Here are Branden’s words on this which I cannot do better than quote:

“One of the tragedies of human history is that most of the ethical systems that achieved any degree of world influence were, at root, variations on the theme of self-sacrifice. Unselfishness was equated with virtue; selfishness—honoring the needs and wants of the self—was made a synonym of evil. With such systems, the individual has always been a victim, twisted against him or her self and commanded to be “unselfish” in sacrificial service to some allegedly higher value called God or pharaoh or emperor or king or society or the state or the race of the proletariat—or the cosmos. It is a strange paradox of our history that this doctrine—which tells us that we are to regard ourselves, in effect, as sacrificial animals— has been generally accepted as a doctrine representing benevolence and love for humankind.
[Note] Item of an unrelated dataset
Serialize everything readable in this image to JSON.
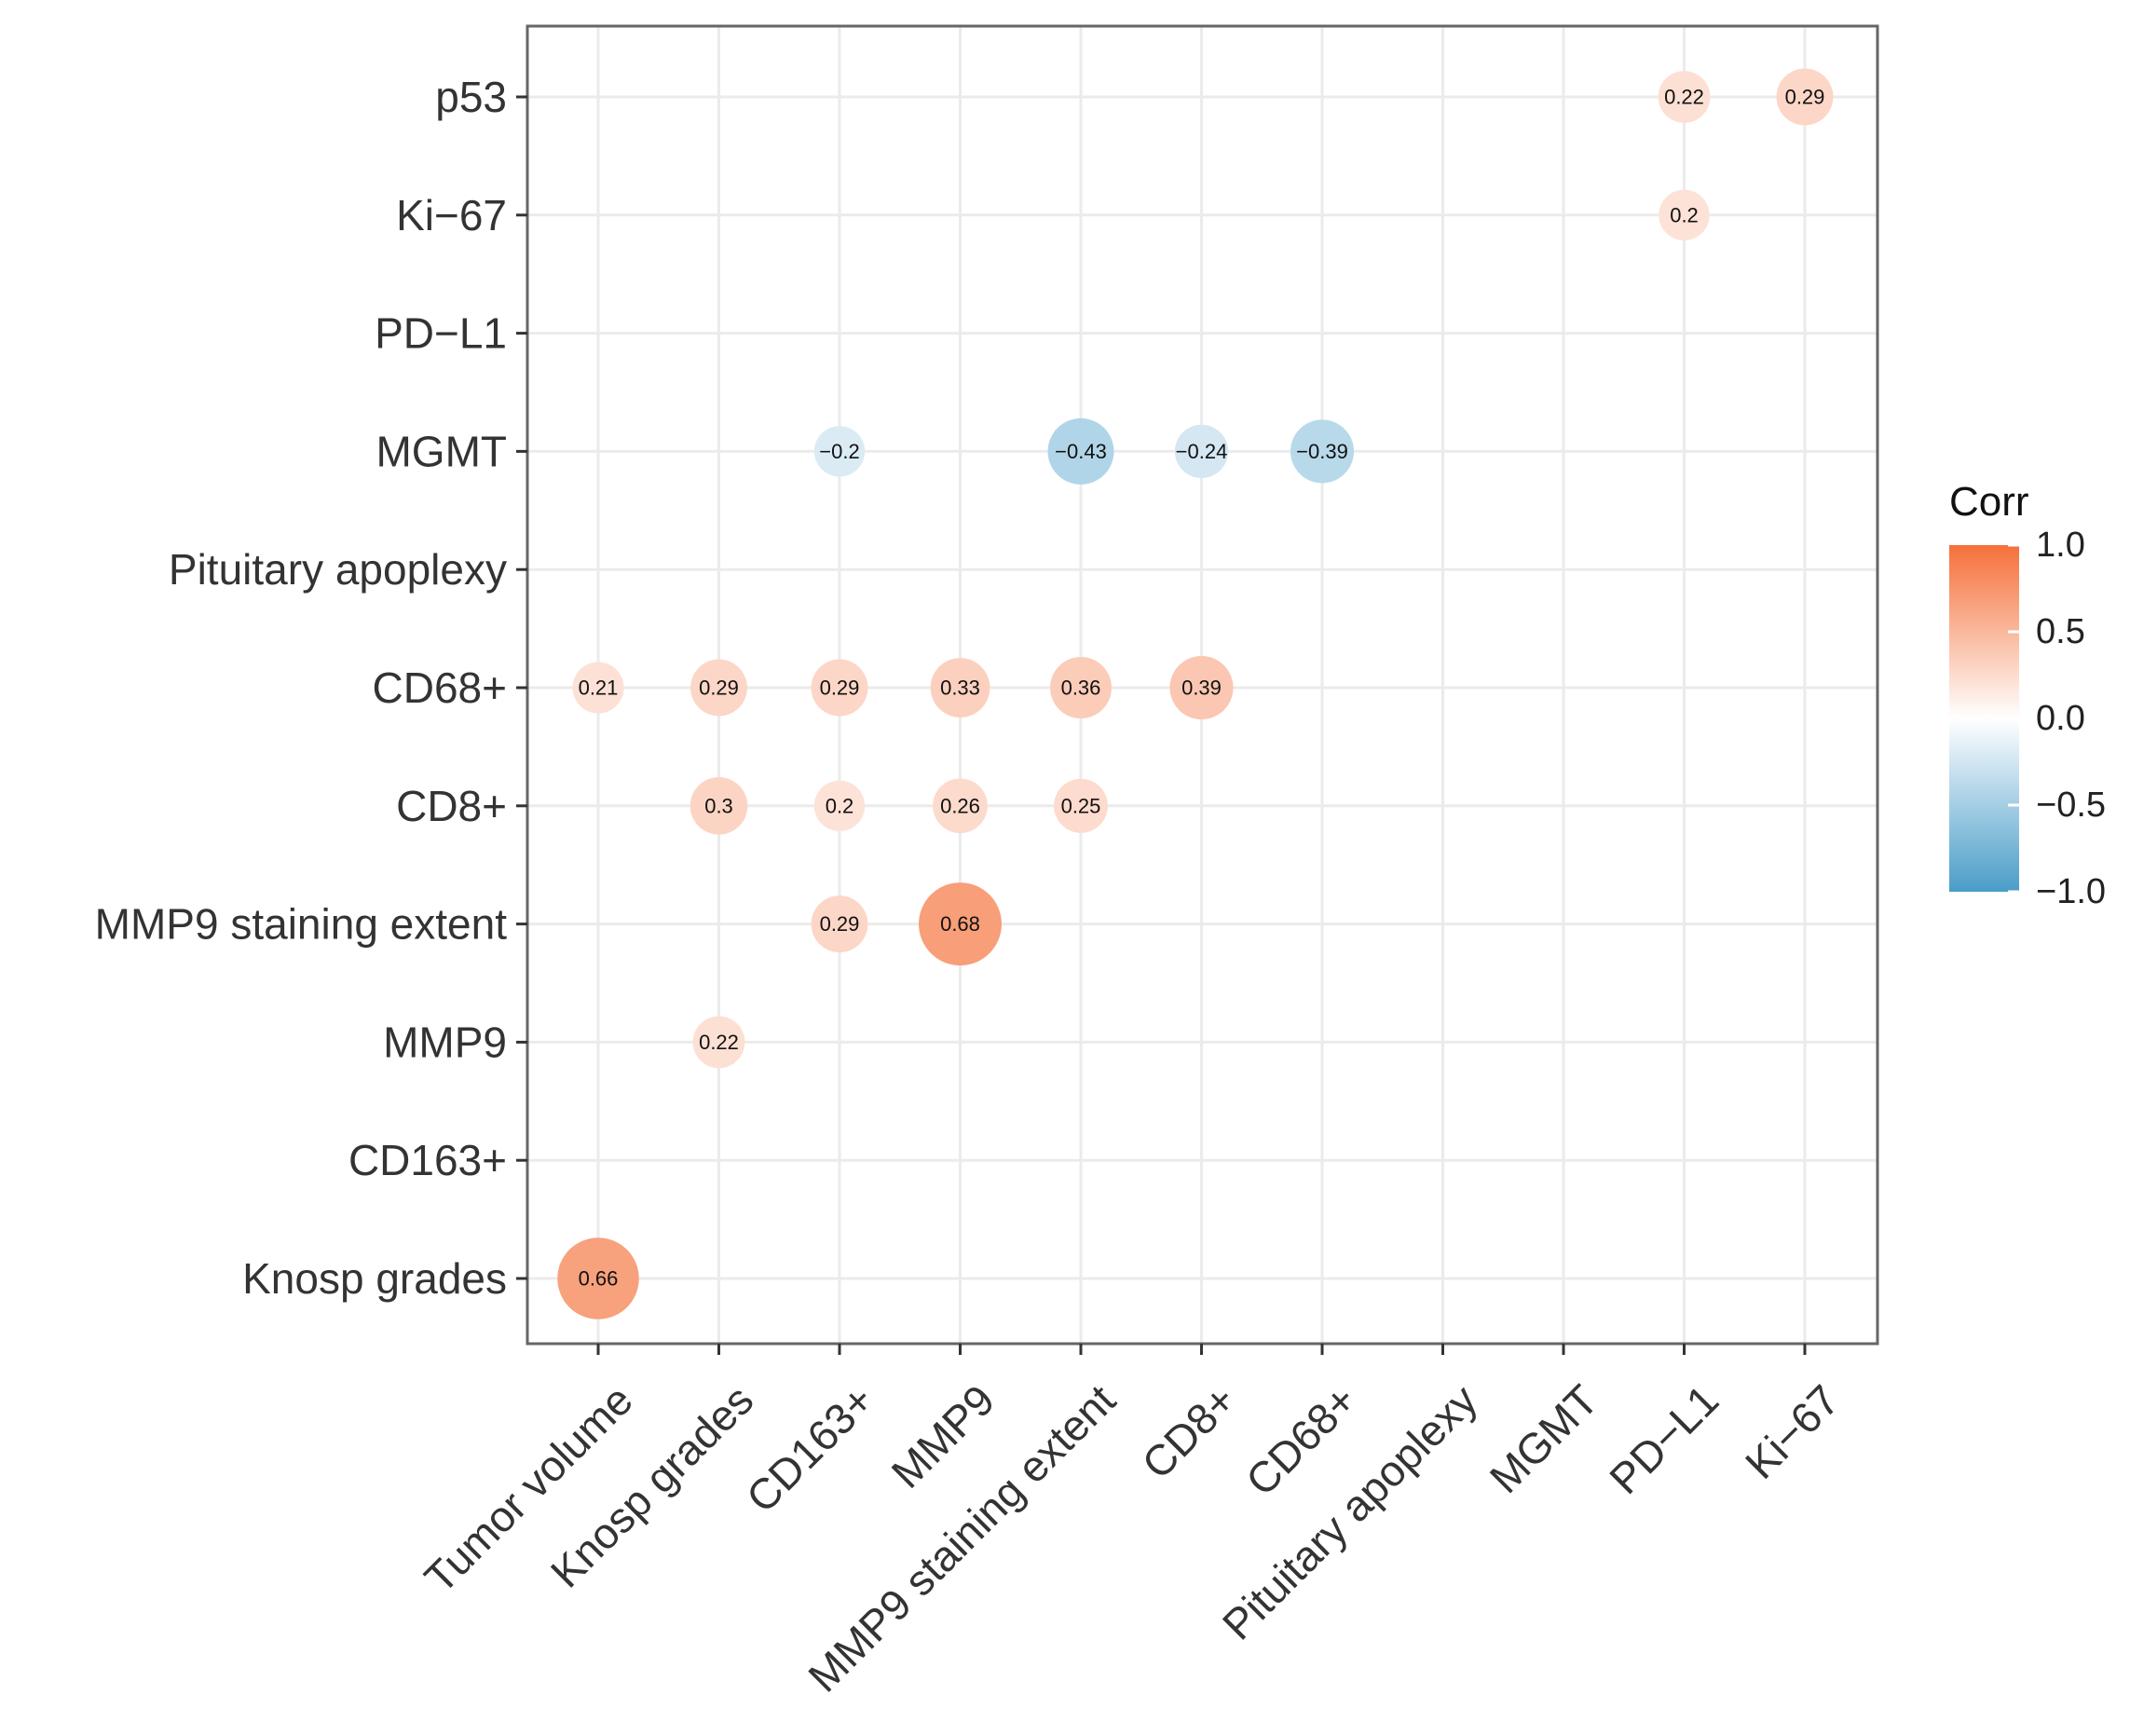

From the first individual, thousands of years ago, who was sacrificed on an altar for the good of the tribe, to the heretics and dissenters burned at the stake for the good of the populace or the glory of God, to the millions exterminated in gas chambers or slave-labor camps for the good of the race or of the proletariat, it is this morality that has served as justification for every dictatorship and every atrocity, past or present. Yet few intellectuals have challenged the basic assumption which makes such slaughter possible—“the good of the individual must be subordinated to the good of the larger whole. When we are acting in the name of ‘something greater than ourselves’ we lose the sense of personal responsibility for our actions and become capable of evils we would not commit on our own behalf. The surrender of self releases us from accountability.” Nathaniel Branden

Ah-Men.

Get free, stay free of the Grater Good that will shred you if you allow it.